Her work crosses fields and continents — supporting families, helping them access their rights, building tailored frameworks, creating community belonging, and now making culture and leisure accessible.
“My approach is simple. Cultural events are meant for everyone — not separate ‘special’ audiences, but special and typical families together in one shared space. Free choice in culture is part of real equality.”
Her latest initiative — inclusive cultural performances for diverse audiences sharing one space — was born from a deep understanding of social barriers.
She recently initiated an inclusive family performance featuring the songs of the legendary Israeli band Kaveret. In the hall sat children on the spectrum, children with additional disabilities, and the general public — 2,400 audience members experiencing one shared, fully adapted show.
“When a teenager on the spectrum tells me, ‘This is the first time I feel that I belong,’ I know that inclusion is possible.”
Her son Michael danced and sang alongside children on the spectrum, children with disabilities, and children from the general audience. The same accessibility also supports post-trauma survivors and combat veterans, allowing them to attend cultural events comfortably.
The accessible glasses, developed through cross-sector social entrepreneurship, were recently featured in the Transparent Walls exhibition at the Israeli Knesset.
“These days we are developing special headphones that neutralise overwhelming sounds for people with auditory sensitivity and misophonia. The goal is a national model across Israel, with different types of performances.”
Al HaRetzef was born out of a deep need. “From my own story, I realised there was no single clear address for parents and no coordinating body. I wish I had had someone like myself on the day Michael was diagnosed,” says Josephsberg. Instead of staying in pain, she chose action — turning her personal difficulty into work for others.
For seven years she served as Chair of the Board of ALUT (the Israeli Autism Society), leading national initiatives in autism policy and strengthening collaboration between families, organisations and decision-makers.

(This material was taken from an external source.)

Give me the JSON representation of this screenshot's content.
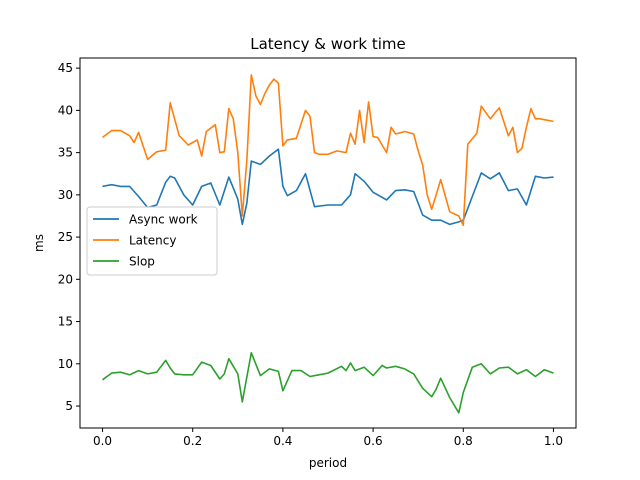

Al HaRetzef provides holistic and analytical guidance with close personal presence — from intake meetings and building family plans, to choosing educational and therapy frameworks, and accompanying parents to committees, school systems, National Insurance meetings and public authorities.
“I hear what is said — and also what is not said.”
When a child is diagnosed with autism or a cognitive or emotional disability, the entire family is shaken. Some families grow stronger; others experience chaos that makes family life difficult. The model Josephsberg developed is based on systemic family-centred thinking.
“We work on the family unit, the couple, siblings, and a shared language. A special-needs child can break a family — or become a unifying force. We choose to build.”
How did Michael's diagnosis affect your family?
“Total acceptance from the first moment. There was confusion and a feeling of having no one to talk to — but I knew from the start I would lead, not be led. I would turn this experience into empowerment, not only for myself, but for many other families. And that is exactly what I do.”
Michael, diagnosed in childhood on the autism spectrum, is now 21 years old — a gifted musician studying at the Rimon School of Music in a personalised programme.
“I identified his strength and worked through it. Diversity is immense. We strengthen abilities and support weaknesses. Disability does not define a person. Thoughtful adaptation throughout the journey does.”
Her vision is broader still:
“I do not want society to include people on the spectrum into its space. The space belongs to everyone from the start. I want shared existence, where both sides accept one another. Only then can real equality exist.”
“For accessible culture and genuine belonging to become an ongoing reality — not isolated initiatives — we need economic backing from organisations, foundations and social investors. This is an investment in society as a whole.”
“Just as I refused to let Michael's diagnosis break me — failure here is not an option.”
“Every person deserves what benefits them from an equal place. Everyone has a space in society, without apology or being pushed aside. This is what I fight for — and will continue fighting for — alongside, and for, families of people with disabilities and challenges.”
Accessible culture is a basic right. The stage is open to everyone.